Surya mulai berpisah dengan keluarganya ketika mereka pindah ke Tarutung. Sebab, Surya mesti melanjutkan sekolahnya di Medan. Akibat masa kecil dan remajanya yang dihabiskan di Sumatera Utara, Surya memahami dan mengerti Bahasa Aceh sedikit pun. Ketidaktahuan ini menghasilkan cerita menarik pada 1976 ketika musim kampanye Pemilu tiba.
Saat itu, Adam Malik, Menteri Luar Negeri RI, mengunjungi Aceh dengan statusnya sebagai juru kampanye Golkar. Di atas panggung, ia mengundang seorang pemuda untuk berkampanye dengan Bahasa Aceh. Pemuda itu tidak lain dan tidak bukan adalah Surya Paloh. Akhirnya, Surya pun berkata jujur di atas panggung tentang dirinya yang tidak memahami Bahasa Aceh.

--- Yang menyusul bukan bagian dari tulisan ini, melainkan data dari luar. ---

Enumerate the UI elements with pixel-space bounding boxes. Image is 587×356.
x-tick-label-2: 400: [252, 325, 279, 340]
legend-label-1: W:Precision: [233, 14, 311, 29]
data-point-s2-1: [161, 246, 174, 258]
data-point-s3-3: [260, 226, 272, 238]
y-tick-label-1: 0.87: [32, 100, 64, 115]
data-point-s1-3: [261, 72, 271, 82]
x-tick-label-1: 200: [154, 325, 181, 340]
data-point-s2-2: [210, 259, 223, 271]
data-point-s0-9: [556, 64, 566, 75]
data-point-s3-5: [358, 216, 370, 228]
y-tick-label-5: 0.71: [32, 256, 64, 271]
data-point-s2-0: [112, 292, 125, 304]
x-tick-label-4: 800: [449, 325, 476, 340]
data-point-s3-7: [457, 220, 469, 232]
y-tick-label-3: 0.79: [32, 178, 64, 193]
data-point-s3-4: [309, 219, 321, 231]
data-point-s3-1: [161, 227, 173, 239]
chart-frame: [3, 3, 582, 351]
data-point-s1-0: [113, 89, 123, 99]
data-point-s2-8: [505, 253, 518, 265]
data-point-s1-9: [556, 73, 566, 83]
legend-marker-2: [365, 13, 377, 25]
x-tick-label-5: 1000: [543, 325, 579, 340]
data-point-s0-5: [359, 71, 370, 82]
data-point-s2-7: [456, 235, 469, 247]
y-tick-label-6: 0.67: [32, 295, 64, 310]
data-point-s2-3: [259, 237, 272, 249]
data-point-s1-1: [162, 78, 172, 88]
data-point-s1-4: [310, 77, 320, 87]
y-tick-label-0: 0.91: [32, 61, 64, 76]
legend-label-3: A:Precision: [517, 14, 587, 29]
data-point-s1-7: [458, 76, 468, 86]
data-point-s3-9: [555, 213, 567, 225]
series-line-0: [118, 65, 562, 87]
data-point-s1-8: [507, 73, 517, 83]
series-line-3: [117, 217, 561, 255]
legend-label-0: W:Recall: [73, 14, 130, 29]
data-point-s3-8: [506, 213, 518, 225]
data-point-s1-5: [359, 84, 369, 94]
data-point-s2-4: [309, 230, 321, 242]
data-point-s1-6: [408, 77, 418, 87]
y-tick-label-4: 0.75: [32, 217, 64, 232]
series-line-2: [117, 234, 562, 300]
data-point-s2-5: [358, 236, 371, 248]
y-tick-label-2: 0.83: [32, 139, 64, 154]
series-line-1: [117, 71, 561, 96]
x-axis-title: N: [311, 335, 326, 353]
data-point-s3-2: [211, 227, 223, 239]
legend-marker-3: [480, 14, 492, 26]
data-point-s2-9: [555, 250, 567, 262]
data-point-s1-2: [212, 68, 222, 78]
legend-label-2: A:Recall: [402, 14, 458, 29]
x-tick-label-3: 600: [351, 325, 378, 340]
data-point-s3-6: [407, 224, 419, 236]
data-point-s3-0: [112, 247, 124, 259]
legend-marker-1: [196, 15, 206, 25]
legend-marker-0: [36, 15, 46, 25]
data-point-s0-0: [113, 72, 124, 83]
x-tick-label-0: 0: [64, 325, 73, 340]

“Mohon maaf saudara-saudaraku sekalian. Nama saya Surya Paloh. Saya memang asli Aceh, tapi besar di Medan. Maaf, saya tidak bisa berbahasa Aceh. Tapi saya juga anggota Ikatan Pemuda Tanah Rencong. Jadi, jangan ragukan komitmen saya untuk Aceh,” katanya dikutip dari Tokoh Indonesia. Tak disangka, pengakuan itu justru memperoleh sorak-sorai dan tepuk tangan dari massa kampanye.
Politisi yang Senang Berorganisasi
Surya tengah berorasi dalam sebuah acara yang diselenggarakan Partai Golkar.
Sumber: viva.id
Kehadiran Surya dalam kampanye Golkar tersebut tentu bukan tanpa alasan. Sejak lama, Surya memang tercatat sebagai anggota partai berlambang pohon beringin itu. Bahkan, keanggotaannya di Golkar lebih lama ketimbang keanggotaan manatan Ketua Umum Golkar yang sempat menjadi Ketua DPR, Akbar Tandjung. Namun, karir organsisasi Surya ternyata sudah dimulai jauh sebelum ia bergabung dengan Golkar.
Gelora politik Surya Paloh berkobar ketika usaha kudeta G30S terjadi pada 1965. Saat itu, ia mendirikan dan memimpin Kesatuan Aksi Pemuda Pelajar Indonesia (KAPPI) sub rayon Serbelawan. Sebelum G30S meletus, Surya pun telah mendirikan Gerakan Pemuda Pelajar (GPP) Dolok Batunanggar, Simalungun, Sumut dan menyandang status Ketua Umum. Padahal, saat itu ia baru menginjak usia 14 tahun.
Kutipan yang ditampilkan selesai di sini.